LiceBoss Long Wool Tool

There are times when a long wool treatment is a good option to limit further damage to the wool.

The LiceBoss Long Wool Tool is a very simple way to calculate and compare the cost of wool value loss, if no treatment is applied, to the approximate cost of a long wool treatment including chemical, labour and current wool value loss.

LiceBoss is Australia’s lice control resource, providing practical information on prevention, monitoring, treatment, products, and decision support tools.

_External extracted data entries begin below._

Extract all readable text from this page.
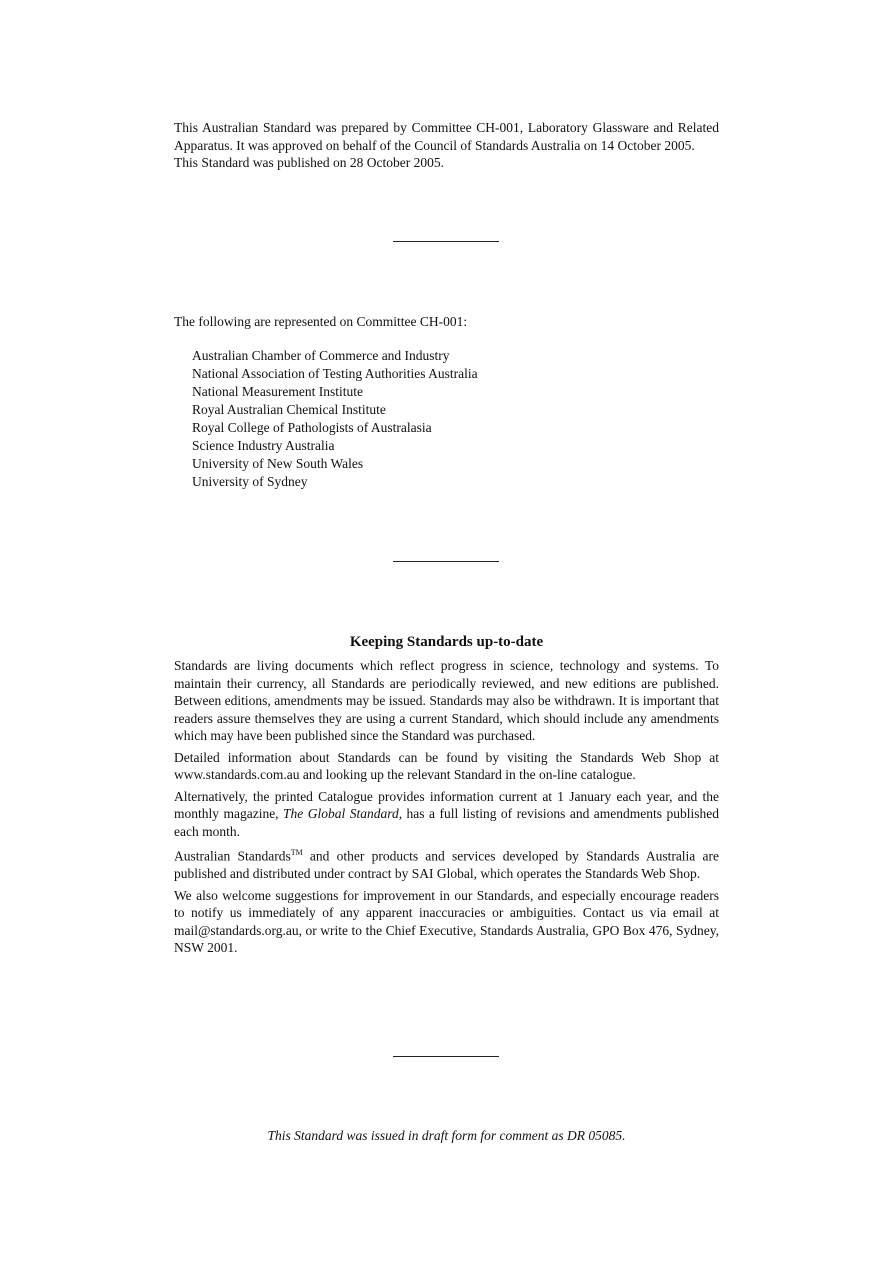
This Australian Standard was prepared by Committee CH-001, Laboratory Glassware and Related Apparatus. It was approved on behalf of the Council of Standards Australia on 14 October 2005.
This Standard was published on 28 October 2005.
The following are represented on Committee CH-001:
Australian Chamber of Commerce and Industry
National Association of Testing Authorities Australia
National Measurement Institute
Royal Australian Chemical Institute
Royal College of Pathologists of Australasia
Science Industry Australia
University of New South Wales
University of Sydney
Keeping Standards up-to-date

Standards are living documents which reflect progress in science, technology and systems. To maintain their currency, all Standards are periodically reviewed, and new editions are published. Between editions, amendments may be issued. Standards may also be withdrawn. It is important that readers assure themselves they are using a current Standard, which should include any amendments which may have been published since the Standard was purchased.

Detailed information about Standards can be found by visiting the Standards Web Shop at www.standards.com.au and looking up the relevant Standard in the on-line catalogue.

Alternatively, the printed Catalogue provides information current at 1 January each year, and the monthly magazine, The Global Standard, has a full listing of revisions and amendments published each month.

Australian Standards™ and other products and services developed by Standards Australia are published and distributed under contract by SAI Global, which operates the Standards Web Shop.

We also welcome suggestions for improvement in our Standards, and especially encourage readers to notify us immediately of any apparent inaccuracies or ambiguities. Contact us via email at mail@standards.org.au, or write to the Chief Executive, Standards Australia, GPO Box 476, Sydney, NSW 2001.

This Standard was issued in draft form for comment as DR 05085.
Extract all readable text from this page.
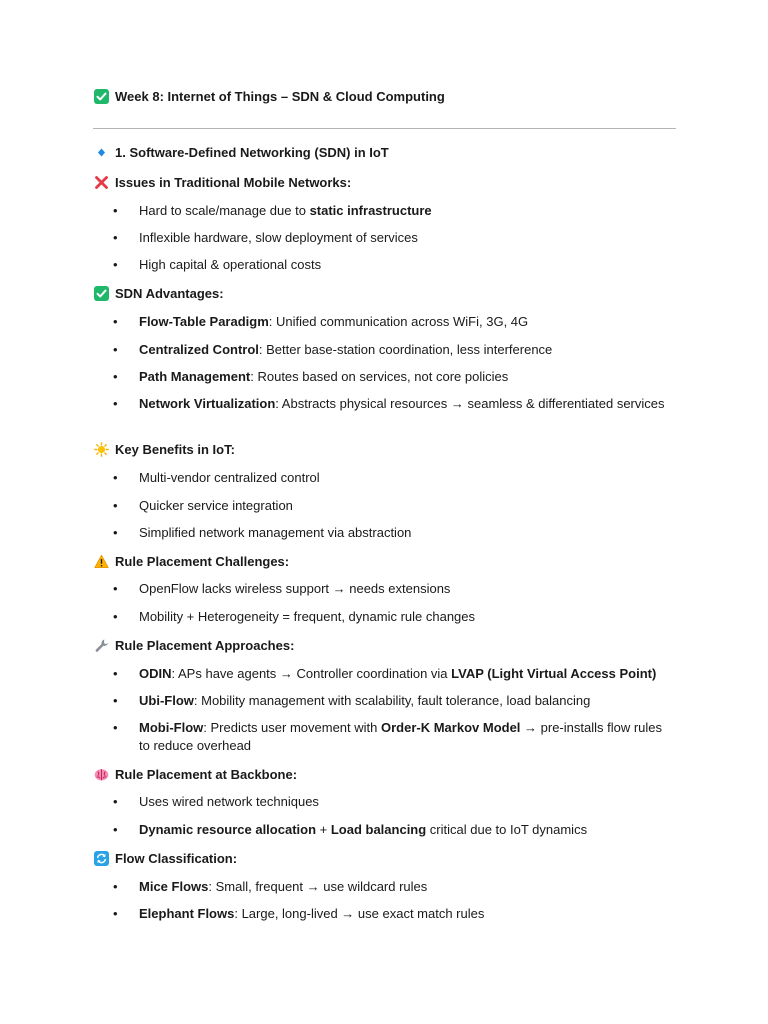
Week 8: Internet of Things – SDN & Cloud Computing
1. Software-Defined Networking (SDN) in IoT
Issues in Traditional Mobile Networks:
• Hard to scale/manage due to static infrastructure
• Inflexible hardware, slow deployment of services
• High capital & operational costs
SDN Advantages:
• Flow-Table Paradigm: Unified communication across WiFi, 3G, 4G
• Centralized Control: Better base-station coordination, less interference
• Path Management: Routes based on services, not core policies
• Network Virtualization: Abstracts physical resources → seamless & differentiated services
Key Benefits in IoT:
• Multi-vendor centralized control
• Quicker service integration
• Simplified network management via abstraction
Rule Placement Challenges:
• OpenFlow lacks wireless support → needs extensions
• Mobility + Heterogeneity = frequent, dynamic rule changes
Rule Placement Approaches:
• ODIN: APs have agents → Controller coordination via LVAP (Light Virtual Access Point)
• Ubi-Flow: Mobility management with scalability, fault tolerance, load balancing
• Mobi-Flow: Predicts user movement with Order-K Markov Model → pre-installs flow rules to reduce overhead
Rule Placement at Backbone:
• Uses wired network techniques
• Dynamic resource allocation + Load balancing critical due to IoT dynamics
Flow Classification:
• Mice Flows: Small, frequent → use wildcard rules
• Elephant Flows: Large, long-lived → use exact match rules
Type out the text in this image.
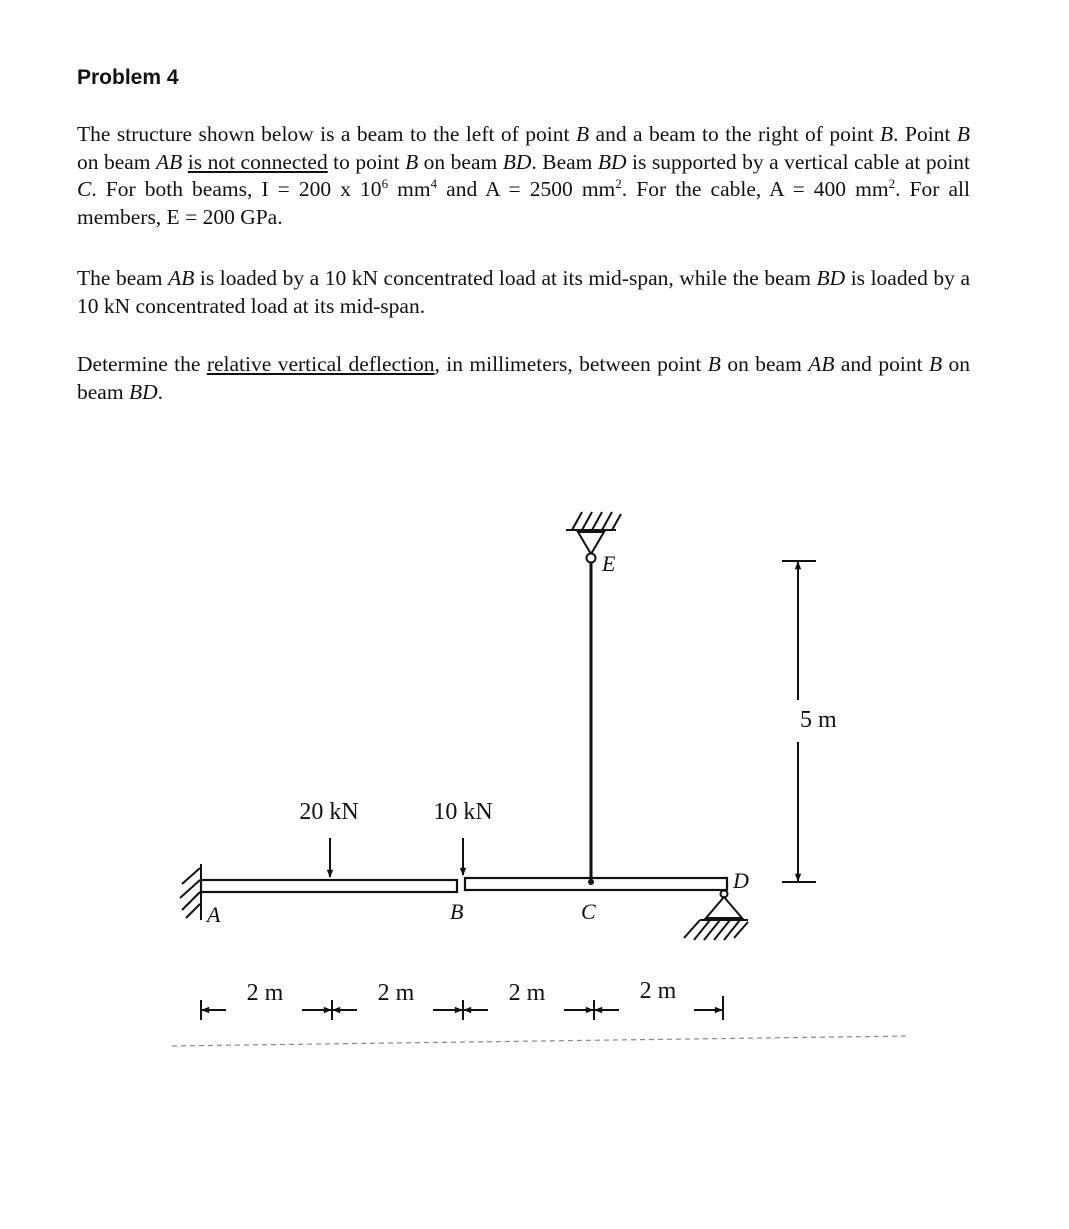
Problem 4

The structure shown below is a beam to the left of point B and a beam to the right of point B. Point B on beam AB is not connected to point B on beam BD. Beam BD is supported by a vertical cable at point C. For both beams, I = 200 x $10^6$ $mm^4$ and A = 2500 $mm^2$. For the cable, A = 400 $mm^2$. For all members, E = 200 GPa.

The beam AB is loaded by a 10 kN concentrated load at its mid-span, while the beam BD is loaded by a 10 kN concentrated load at its mid-span.

Determine the relative vertical deflection, in millimeters, between point B on beam AB and point B on beam BD.

20 kN	10 kN
A	B	C
D
E
5 m
2 m	2 m	2 m	2 m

The following example using the LiceBoss Long Wool Tool shows where lice have been found in a mob of 1000 ewes with 1% showing rubbing and an average lice-free fleece value of $40. Figure 1 shows the inputs into the Long Wool Tool, which are simply month of last and next shearing, the month when you see sheep rubbing, the likely value of fleeces at next shearing and the number or % of the mob seen rubbing.

The resulting report (Figure 2) allows you to compare the cost of lost wool value to the cost of treating the sheep in long wool. 


 Figure 1. Extremely simple inputs are used to assess the costs of no treatment versus a long wool treatment in a lousy mob.
Figure 1. Extremely simple inputs are used to assess the costs of no treatment versus a long wool treatment in a lousy mob.

Figure 2. The Long Wool Tool report shows costs of various long wool treatment options against the cost of wool damage.
Figure 2. The Long Wool Tool report shows costs of various long wool treatment options against the cost of wool damage.

A key input to the tool is the time when rubbing is seen in relation to the previous and next shearing. This reflects when the sheep have become infested; rubbing is not generally noticed until a few months after lice have been introduced.

Varying the time when 1% of the sheep were seen to be rubbing shows how the decision to apply a long-wool treatment changes in regard to the time from and to shearing. In Table 1, the month when 1% of the mob is seen to be rubbing (in relation to next shearing) is varied. The costs for each scenario reported by the Long Wool Tool are shown in the right hand columns.

Table 1. Results from the LiceBoss Long Wool Tool showing scenarios with a mob of 1000 ewes, with an average (lice-free) fleece value of $40, when 1% of the mob are first seen rubbing at 10, 8, 6, 4 and 2 months before shearing.

Months until next shearing when 1% of the mob are seen rubbing

Cost of wool loss if no long wool treatment is applied

Approximate cost of various long wool treatment options including chemical, labour and current wool loss

IGR jetting

ML jetting

IGR backline

Spinosyn jetting

SP backline

Spinosyn backline

10

$9,500

$1,100

$1,700

$2,300

$3,800

$5,200

N/A

8

$5,700

$850

$1,100

$1,800

$1,900

$2,500

N/A

6

$2,400

$820

$1,000

$1,200

$1,600

$1,600

N/A

4

$670

N/A

$1,100

N/A

$1,200

$1,300

$2,100

2

$140

N/A

$1,200

N/A

$1,300

$1,200

$2,000

Note: The costs associated with a particular treatment vary because wool damage from lice still occurs despite long wool treatment, as the lice are not eradicated; only suppressed. As the effectiveness of the chemical  wears off and lice numbers increase again, so the amount of wool damage will increase—this extra amount is most obvious in the treatments given 10 months before shearing. Treatment in longer wool also requires additional chemical. 

Table 1 shows that when a small number of sheep are first seen rubbing when there are still many months until next shearing, then the eventual damage to the wool value will be much greater than when rubbing starts close to the next shearing. This is because the lice have a greater time to build up on individual animals and spread to more animals within the mob, so causing more damage.

In this scenario (where the average fleece value was predicted to be $40), it is cost-effective to apply a long wool treatment if 1% of this mob were seen to be rubbing more than 6 months before shearing, but when this was closer to next shearing the cost of damage does not outweigh the cost of treatment.

In summary, the LiceBoss Long Wool Tool is very simple to use and indicates whether it is cost-effective to apply a long wool treatment to lousy sheep.